I often found myself getting frustrated at him and sometimes feeling sorry for myself. After a year of being aware of his diagnosis, I am slowing changing my perspective, and it’s changing our lives for the better.

When strangers are peering into our lives during an epic public meltdown or when people talk under their breath, my frustration level increases along with self-sympathy, but I’m just now realizing that I’ve been sympathizing with the wrong person all along.

What about my son? How difficult must it be to get so enraged and out of control because your baby brother’s face is messy or someone left their trash on the table, and does he feel the sting of strangers’ stares and piercing comments like I do?

Even though he’s only 3 1/2, I believe he notices. Charlie feels life differently than you and I. From what I understand, he can’t shut out all the noise around him. Constantly, he is forced to find a calm among the chaos we call every day life.

I can only imagine the feeling when our schedule deviates from the norm without warning. Based on his response, it must feel like a wrecking ball reeking havoc on everything familiar, and for whatever reason self-injury seems the only palatable escape route.

What does that feel like? He’s 3 1/2 and rages an internal war against himself every single day.

I write about my fears of misstep with him for fear of a meltdown, but what if I feared crushing his delicate world, not afraid of the repercussions for me as a parent but the consequences for him.

This is not to say my heart doesn’t break every time he falls into the dark abyss of Autism. My heart aches for him, but sometimes I feel sorry for myself, thinking: I have to deal with this and that. I’m awake all night with a screaming, inconsolable child, but really what about him?

He’s awake out of control while asking me for sleep. I can’t even begin to understand how he feels when his body is raging, yet he so desperately craves sleep.

What about when I get annoyed that I have to map out and narrate every portion of our day before we do anything. If I don’t explain our schedule, he struggles to function.
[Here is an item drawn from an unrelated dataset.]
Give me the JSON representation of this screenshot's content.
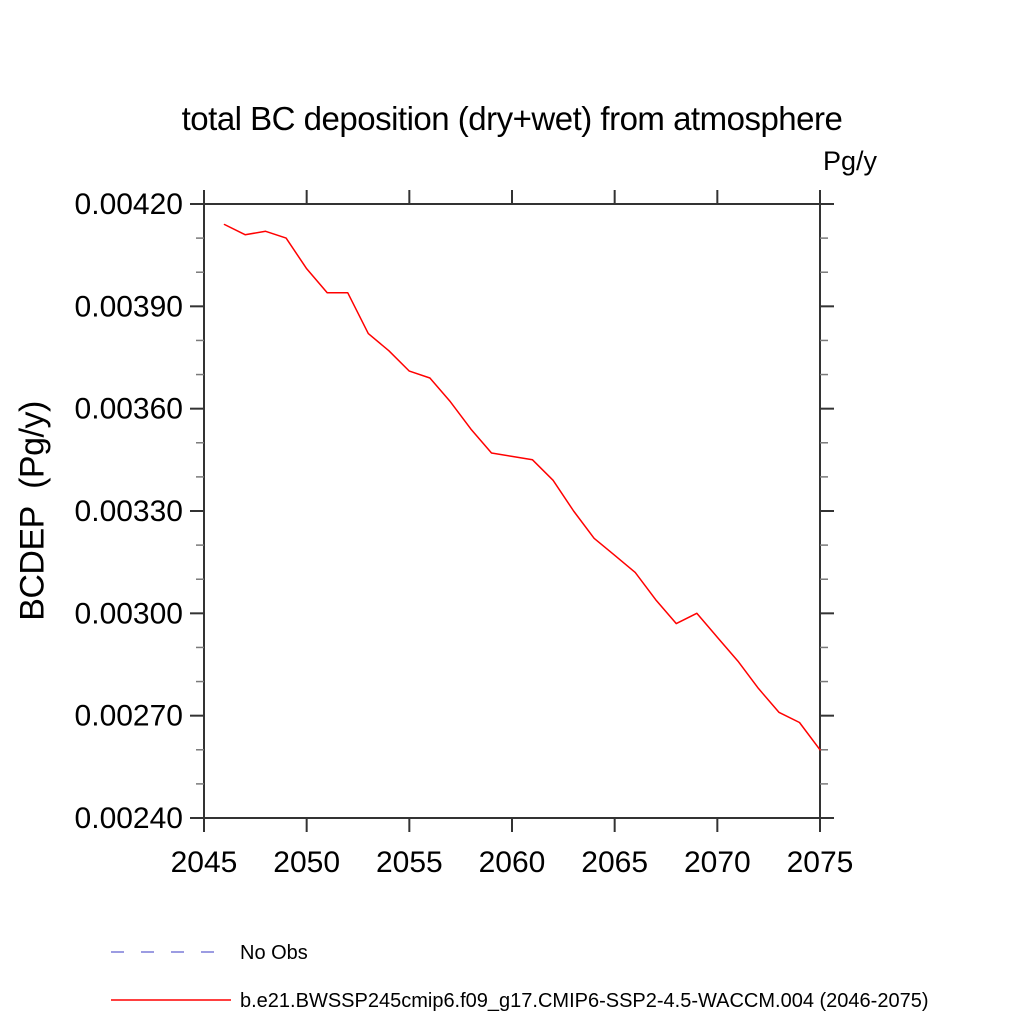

Have you ever had a plan set in your mind to have someone pull the rug from under you and turn your day upside down? I believe this is how he feels when even the slightest change occurs without warning.
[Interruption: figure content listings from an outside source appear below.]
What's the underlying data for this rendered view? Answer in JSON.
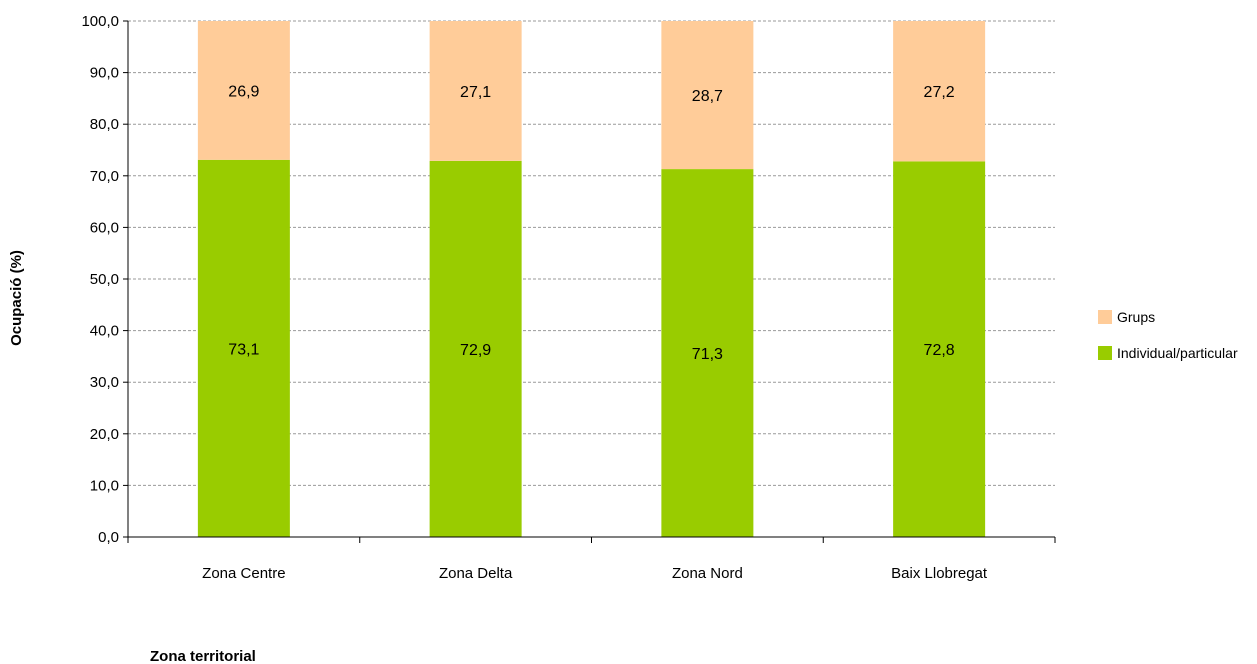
{
  "chart_data": {
    "type": "bar",
    "stacked": true,
    "xlabel": "Zona territorial",
    "ylabel": "Ocupació (%)",
    "ylim": [
      0,
      100
    ],
    "y_ticks": [
      "0,0",
      "10,0",
      "20,0",
      "30,0",
      "40,0",
      "50,0",
      "60,0",
      "70,0",
      "80,0",
      "90,0",
      "100,0"
    ],
    "categories": [
      "Zona Centre",
      "Zona Delta",
      "Zona Nord",
      "Baix Llobregat"
    ],
    "series": [
      {
        "name": "Individual/particular",
        "color": "#99cc00",
        "values": [
          73.1,
          72.9,
          71.3,
          72.8
        ],
        "labels": [
          "73,1",
          "72,9",
          "71,3",
          "72,8"
        ]
      },
      {
        "name": "Grups",
        "color": "#ffcc99",
        "values": [
          26.9,
          27.1,
          28.7,
          27.2
        ],
        "labels": [
          "26,9",
          "27,1",
          "28,7",
          "27,2"
        ]
      }
    ],
    "grid": "horizontal dashed",
    "legend": "right"
  }
}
He schedules his day every single day and lets me know what’s next. From the moment he gets up, he tells me what’s going to happen after school. With so much planning, I can see how a schedule change can derail him.

I can’t imagine how he feels when he’s seeking calm and quiet with 3 young brothers around. He finds quiet under a blanket alone which I always remove from him in hopes to help him learn to cope in his own home with his family. What must that feel like? As parents we all know what it’s like to be surrounded by crazy while craving some quiet, alone time but with no retreat in sight.
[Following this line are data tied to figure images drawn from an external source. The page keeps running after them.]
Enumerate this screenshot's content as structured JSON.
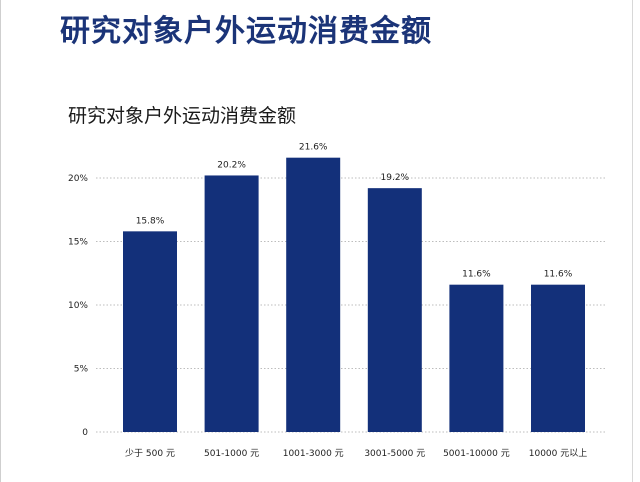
{
  "page": {
    "title": "研究对象户外运动消费金额"
  },
  "colors": {
    "bar": "#13307a",
    "grid": "#bdbdbd",
    "title": "#1b3478"
  },
  "chart_data": {
    "type": "bar",
    "title": "研究对象户外运动消费金额",
    "categories": [
      "少于 500 元",
      "501-1000 元",
      "1001-3000 元",
      "3001-5000 元",
      "5001-10000 元",
      "10000 元以上"
    ],
    "values": [
      15.8,
      20.2,
      21.6,
      19.2,
      11.6,
      11.6
    ],
    "value_labels": [
      "15.8%",
      "20.2%",
      "21.6%",
      "19.2%",
      "11.6%",
      "11.6%"
    ],
    "yticks": [
      0,
      5,
      10,
      15,
      20
    ],
    "ytick_labels": [
      "0",
      "5%",
      "10%",
      "15%",
      "20%"
    ],
    "ylim": [
      0,
      22
    ],
    "xlabel": "",
    "ylabel": "",
    "grid": true
  }
}
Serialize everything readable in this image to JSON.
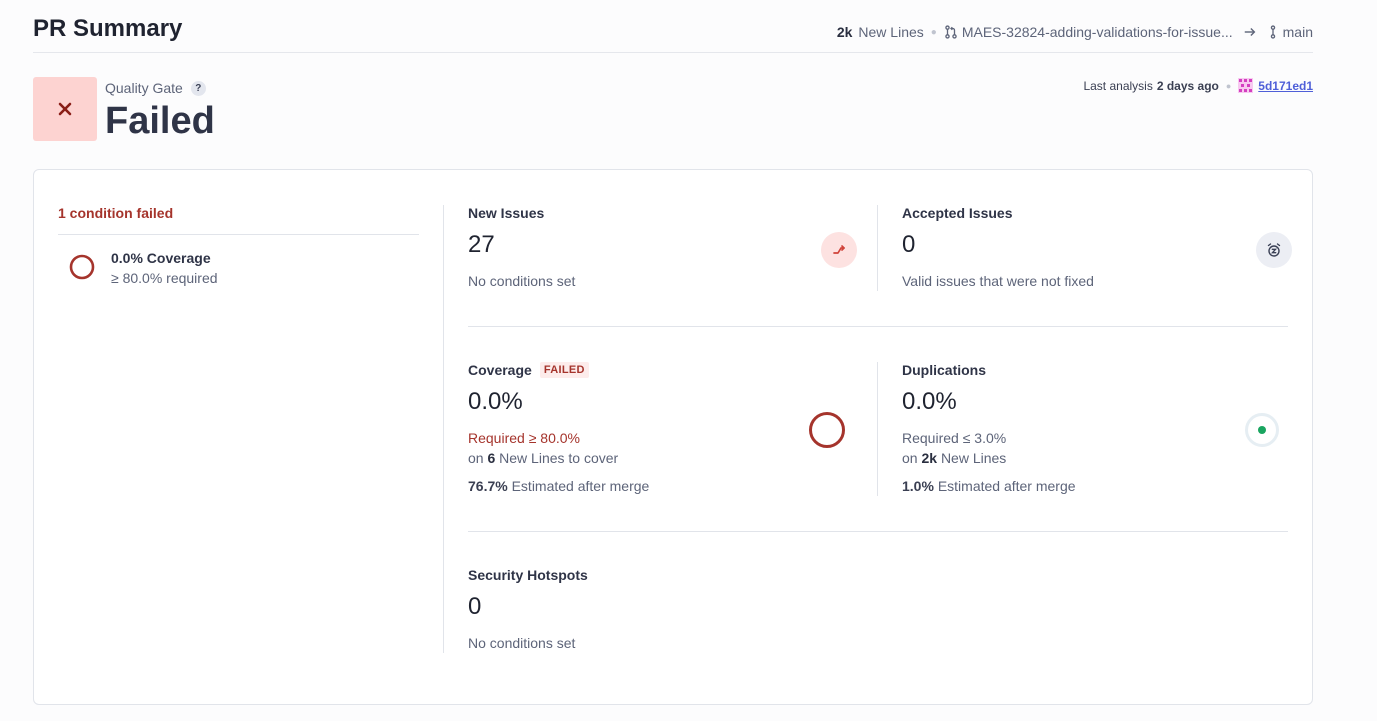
{
  "header": {
    "title": "PR Summary",
    "new_lines_count": "2k",
    "new_lines_label": "New Lines",
    "source_branch": "MAES-32824-adding-validations-for-issue...",
    "target_branch": "main"
  },
  "quality_gate": {
    "label": "Quality Gate",
    "help": "?",
    "status": "Failed"
  },
  "analysis": {
    "prefix": "Last analysis",
    "when": "2 days ago",
    "commit": "5d171ed1"
  },
  "conditions": {
    "title": "1 condition failed",
    "items": [
      {
        "name": "0.0% Coverage",
        "requirement": "≥ 80.0% required"
      }
    ]
  },
  "metrics": {
    "new_issues": {
      "title": "New Issues",
      "value": "27",
      "sub": "No conditions set"
    },
    "accepted_issues": {
      "title": "Accepted Issues",
      "value": "0",
      "sub": "Valid issues that were not fixed"
    },
    "coverage": {
      "title": "Coverage",
      "badge": "FAILED",
      "value": "0.0%",
      "required": "Required ≥ 80.0%",
      "on": "on",
      "lines_count": "6",
      "lines_label": "New Lines to cover",
      "estimate_value": "76.7%",
      "estimate_label": "Estimated after merge"
    },
    "duplications": {
      "title": "Duplications",
      "value": "0.0%",
      "required": "Required ≤ 3.0%",
      "on": "on",
      "lines_count": "2k",
      "lines_label": "New Lines",
      "estimate_value": "1.0%",
      "estimate_label": "Estimated after merge"
    },
    "security_hotspots": {
      "title": "Security Hotspots",
      "value": "0",
      "sub": "No conditions set"
    }
  },
  "colors": {
    "fail_red": "#a5342c",
    "fail_bg": "#fdd3d1",
    "ok_green": "#1aa560",
    "link_blue": "#4f5fd8"
  }
}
It has taken me awhile, but I’m doing my best to change my perspective and see the world through his eyes the best I can. It is changing the way I accept his diagnosis and how I parent him.

I will still challenge him with change of routine, flexibility, and socialization, because that is my job to help him grow into a competent adult. The difference will lie in my perspective. I will do my best to instill change utilizing his perspective instead of my own.